I think it’s because the hypothesis that stated amyloid as the cause of Alzheimer’s had been around since 1991, so it has been around for at least 20 to 30 years meanwhile tau protein correlation with neuron degradation is found in 2017.
Because of the time difference, drugs targeting tau protein is still being developed by scientist meanwhile drugs targeting amyloid is already developed and just need more refinement to increase their efficiency. Also, several drug trials with tau protein as a target have failed in the clinical trial. Currently, there are 11 clinical trials of tau protein-targeted immunotherapies with most of them at phase 1 or 2.

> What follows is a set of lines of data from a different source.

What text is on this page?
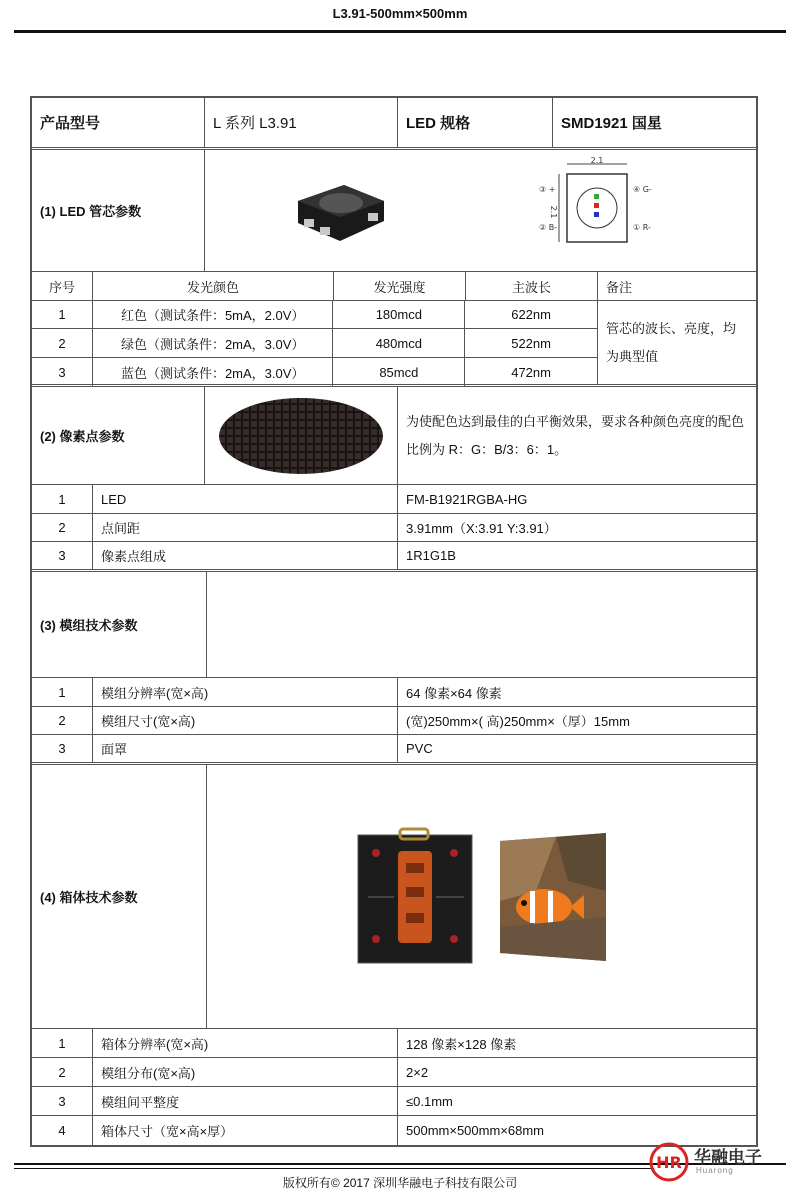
L3.91-500mm×500mm
产品型号	L 系列 L3.91	LED 规格	SMD1921 国星
(1) LED 管芯参数
2.1
2.1
③ +
② B-
④ G-
① R-
序号	发光颜色	发光强度	主波长	备注
1	红色（测试条件：5mA，2.0V）	180mcd	622nm
2	绿色（测试条件：2mA，3.0V）	480mcd	522nm
3	蓝色（测试条件：2mA，3.0V）	85mcd	472nm
管芯的波长、亮度，均为典型值
(2) 像素点参数
为使配色达到最佳的白平衡效果，要求各种颜色亮度的配色比例为 R：G：B/3：6：1。
1	LED	FM-B1921RGBA-HG
2	点间距	3.91mm（X:3.91 Y:3.91）
3	像素点组成	1R1G1B
(3) 模组技术参数
1	模组分辨率(宽×高)	64 像素×64 像素
2	模组尺寸(宽×高)	(宽)250mm×( 高)250mm×（厚）15mm
3	面罩	PVC
(4) 箱体技术参数
1	箱体分辨率(宽×高)	128 像素×128 像素
2	模组分布(宽×高)	2×2
3	模组间平整度	≤0.1mm
4	箱体尺寸（宽×高×厚）	500mm×500mm×68mm
版权所有© 2017 深圳华融电子科技有限公司
HR 华融电子
Huarong
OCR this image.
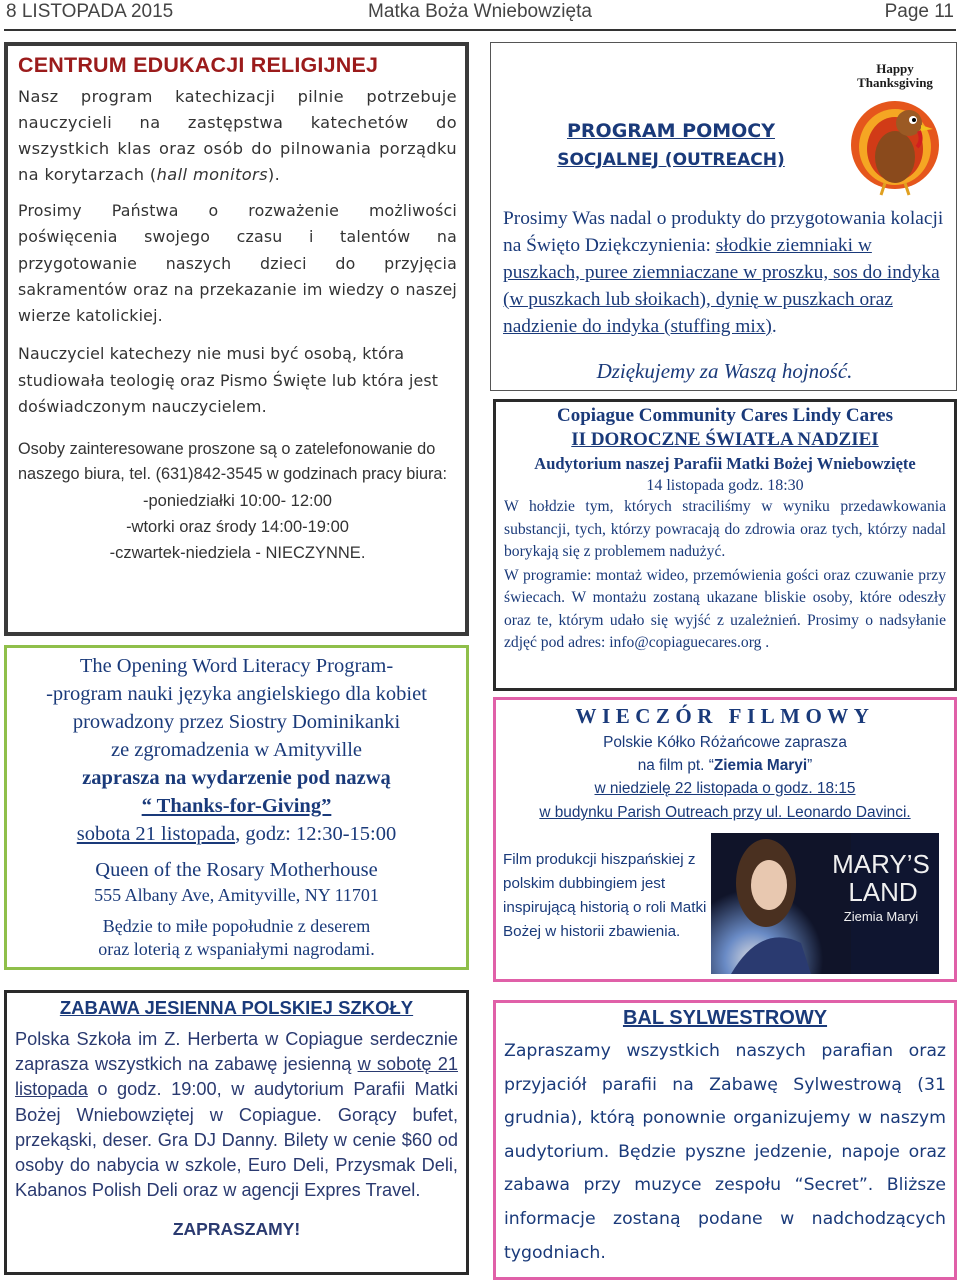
8 LISTOPADA 2015	Matka Boża Wniebowzięta	Page 11
CENTRUM EDUKACJI RELIGIJNEJ
Nasz program katechizacji pilnie potrzebuje nauczycieli na zastępstwa katechetów do wszystkich klas oraz osób do pilnowania porządku na korytarzach (hall monitors).
Prosimy Państwa o rozważenie możliwości poświęcenia swojego czasu i talentów na przygotowanie naszych dzieci do przyjęcia sakramentów oraz na przekazanie im wiedzy o naszej wierze katolickiej.
Nauczyciel katechezy nie musi być osobą, która studiowała teologię oraz Pismo Święte lub która jest doświadczonym nauczycielem.
Osoby zainteresowane proszone są o zatelefonowanie do naszego biura, tel. (631)842-3545 w godzinach pracy biura:
-poniedziałki 10:00- 12:00
-wtorki oraz środy 14:00-19:00
-czwartek-niedziela - NIECZYNNE.
PROGRAM POMOCY
SOCJALNEJ (OUTREACH)
Happy
Thanksgiving
Prosimy Was nadal o produkty do przygotowania kolacji na Święto Dziękczynienia: słodkie ziemniaki w puszkach, puree ziemniaczane w proszku, sos do indyka (w puszkach lub słoikach), dynię w puszkach oraz nadzienie do indyka (stuffing mix).
Dziękujemy za Waszą hojność.
Copiague Community Cares Lindy Cares
II DOROCZNE ŚWIATŁA NADZIEI
Audytorium naszej Parafii Matki Bożej Wniebowzięte
14 listopada godz. 18:30
W hołdzie tym, których straciliśmy w wyniku przedawkowania substancji, tych, którzy powracają do zdrowia oraz tych, którzy nadal borykają się z problemem nadużyć.
W programie: montaż wideo, przemówienia gości oraz czuwanie przy świecach. W montażu zostaną ukazane bliskie osoby, które odeszły oraz te, którym udało się wyjść z uzależnień. Prosimy o nadsyłanie zdjęć pod adres: info@copiaguecares.org .
The Opening Word Literacy Program-
-program nauki języka angielskiego dla kobiet
prowadzony przez Siostry Dominikanki
ze zgromadzenia w Amityville
zaprasza na wydarzenie pod nazwą
“ Thanks-for-Giving”
sobota 21 listopada, godz: 12:30-15:00
Queen of the Rosary Motherhouse
555 Albany Ave, Amityville, NY 11701
Będzie to miłe popołudnie z deserem
oraz loterią z wspaniałymi nagrodami.
WIECZÓR FILMOWY
Polskie Kółko Różańcowe zaprasza
na film pt. “Ziemia Maryi”
w niedzielę 22 listopada o godz. 18:15
w budynku Parish Outreach przy ul. Leonardo Davinci.
Film produkcji hiszpańskiej z polskim dubbingiem jest inspirującą historią o roli Matki Bożej w historii zbawienia.
MARY’S
LAND
Ziemia Maryi
ZABAWA JESIENNA POLSKIEJ SZKOŁY
Polska Szkoła im Z. Herberta w Copiague serdecznie zaprasza wszystkich na zabawę jesienną w sobotę 21 listopada o godz. 19:00, w audytorium Parafii Matki Bożej Wniebowziętej w Copiague. Gorący bufet, przekąski, deser. Gra DJ Danny. Bilety w cenie $60 od osoby do nabycia w szkole, Euro Deli, Przysmak Deli, Kabanos Polish Deli oraz w agencji Expres Travel.
ZAPRASZAMY!
BAL SYLWESTROWY
Zapraszamy wszystkich naszych parafian oraz przyjaciół parafii na Zabawę Sylwestrową (31 grudnia), którą ponownie organizujemy w naszym audytorium. Będzie pyszne jedzenie, napoje oraz zabawa przy muzyce zespołu “Secret”. Bliższe informacje zostaną podane w nadchodzących tygodniach.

However, scientist still needs to research more about tau protein, drug, side effect, etc. Meaning that it will take some more time for the development of effective therapies against tau protein.
Combined efforts of drug targeting both amyloid and Tau for more effective treatment of Alzheimer’s
As you can see, we need to develop drugs targeting tau protein. However, that doesn’t mean drug-targeting amyloid is useless. Lecanemab can still slow the rate of cognitive decline by 27%. But how? As we discussed before in the mice model nerve cell death was not observed but in another research that also uses the mice model, it has been suggested that amyloid causes synaptic impairment.
So in the near future when effective treatment targeting tau protein has been developed, we can combine drugsthat targets amyloid and tau protein together to slow neuron degradation and hopefully it will be able to do it.